Editor’s Note: The following piece contains graphic, sexually violent content that may be triggering for some readers. Please proceed at your own discretion.
I am in a room with you. You are Faceless,
I don’t know why. Just this blur
in my memory. I wasn’t looking
at your face when it happened. I am the girl
looking down on the girl. I float above you. I float
on the ceiling. I think,
you had nails. You had fingers. You had hands
around my arm, on my sweater, the metal
zipper.
Your fingers. Where are my fingers
in this? You rape me? You raped
who I was. You shove me
into the corner of the room.

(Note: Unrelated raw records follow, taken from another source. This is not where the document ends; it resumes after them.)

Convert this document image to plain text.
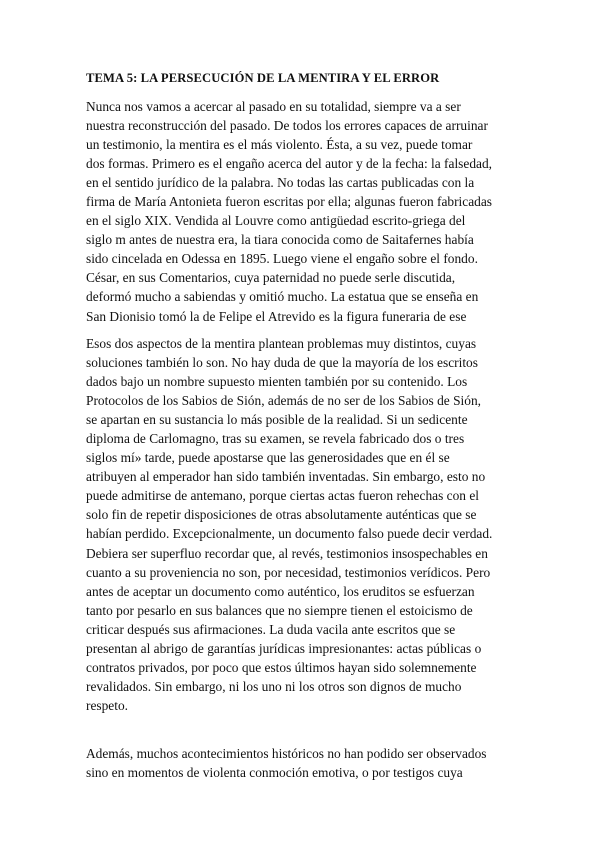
TEMA 5: LA PERSECUCIÓN DE LA MENTIRA Y EL ERROR
Nunca nos vamos a acercar al pasado en su totalidad, siempre va a ser
nuestra reconstrucción del pasado. De todos los errores capaces de arruinar
un testimonio, la mentira es el más violento. Ésta, a su vez, puede tomar
dos formas. Primero es el engaño acerca del autor y de la fecha: la falsedad,
en el sentido jurídico de la palabra. No todas las cartas publicadas con la
firma de María Antonieta fueron escritas por ella; algunas fueron fabricadas
en el siglo XIX. Vendida al Louvre como antigüedad escrito-griega del
siglo m antes de nuestra era, la tiara conocida como de Saitafernes había
sido cincelada en Odessa en 1895. Luego viene el engaño sobre el fondo.
César, en sus Comentarios, cuya paternidad no puede serle discutida,
deformó mucho a sabiendas y omitió mucho. La estatua que se enseña en
San Dionisio tomó la de Felipe el Atrevido es la figura funeraria de ese
Esos dos aspectos de la mentira plantean problemas muy distintos, cuyas
soluciones también lo son. No hay duda de que la mayoría de los escritos
dados bajo un nombre supuesto mienten también por su contenido. Los
Protocolos de los Sabios de Sión, además de no ser de los Sabios de Sión,
se apartan en su sustancia lo más posible de la realidad. Si un sedicente
diploma de Carlomagno, tras su examen, se revela fabricado dos o tres
siglos mí» tarde, puede apostarse que las generosidades que en él se
atribuyen al emperador han sido también inventadas. Sin embargo, esto no
puede admitirse de antemano, porque ciertas actas fueron rehechas con el
solo fin de repetir disposiciones de otras absolutamente auténticas que se
habían perdido. Excepcionalmente, un documento falso puede decir verdad.
Debiera ser superfluo recordar que, al revés, testimonios insospechables en
cuanto a su proveniencia no son, por necesidad, testimonios verídicos. Pero
antes de aceptar un documento como auténtico, los eruditos se esfuerzan
tanto por pesarlo en sus balances que no siempre tienen el estoicismo de
criticar después sus afirmaciones. La duda vacila ante escritos que se
presentan al abrigo de garantías jurídicas impresionantes: actas públicas o
contratos privados, por poco que estos últimos hayan sido solemnemente
revalidados. Sin embargo, ni los uno ni los otros son dignos de mucho
respeto.
Además, muchos acontecimientos históricos no han podido ser observados
sino en momentos de violenta conmoción emotiva, o por testigos cuya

I bend from you. I bend
from this scene, looking down,
my body buckling onto the floor. I don’t know why
it is like this. I am snotting
all over myself. You say,
by god, she’s snotting all over herself. You pry
at my clothes. I moan. Moan. Somewhere,
my hand pushes away at you. I say please
please stop. You don’t stop. This is what I hear. I don’t know why,
if it’s real, if it’s a haunting
soundtrack that goes
No no no please stop. You won’t stop. I float. I am
a blanket. I am a shield for Little Girl
in the corner. No no no
please stop. The soundtrack
screams. The soundtrack
screams louder and
I am a snake. I cannot shed
my skin.
Rachel Litchman is a high school senior at Interlochen Arts Academy. Her poetry and prose have been recognized by the Glimmer Train Press Short Story Award for New Writers, National Scholastic Art and Writing Awards, and the Luminarts Cultural Foundation. Writing has helped give her experiences a name even though she still struggles to define what happened.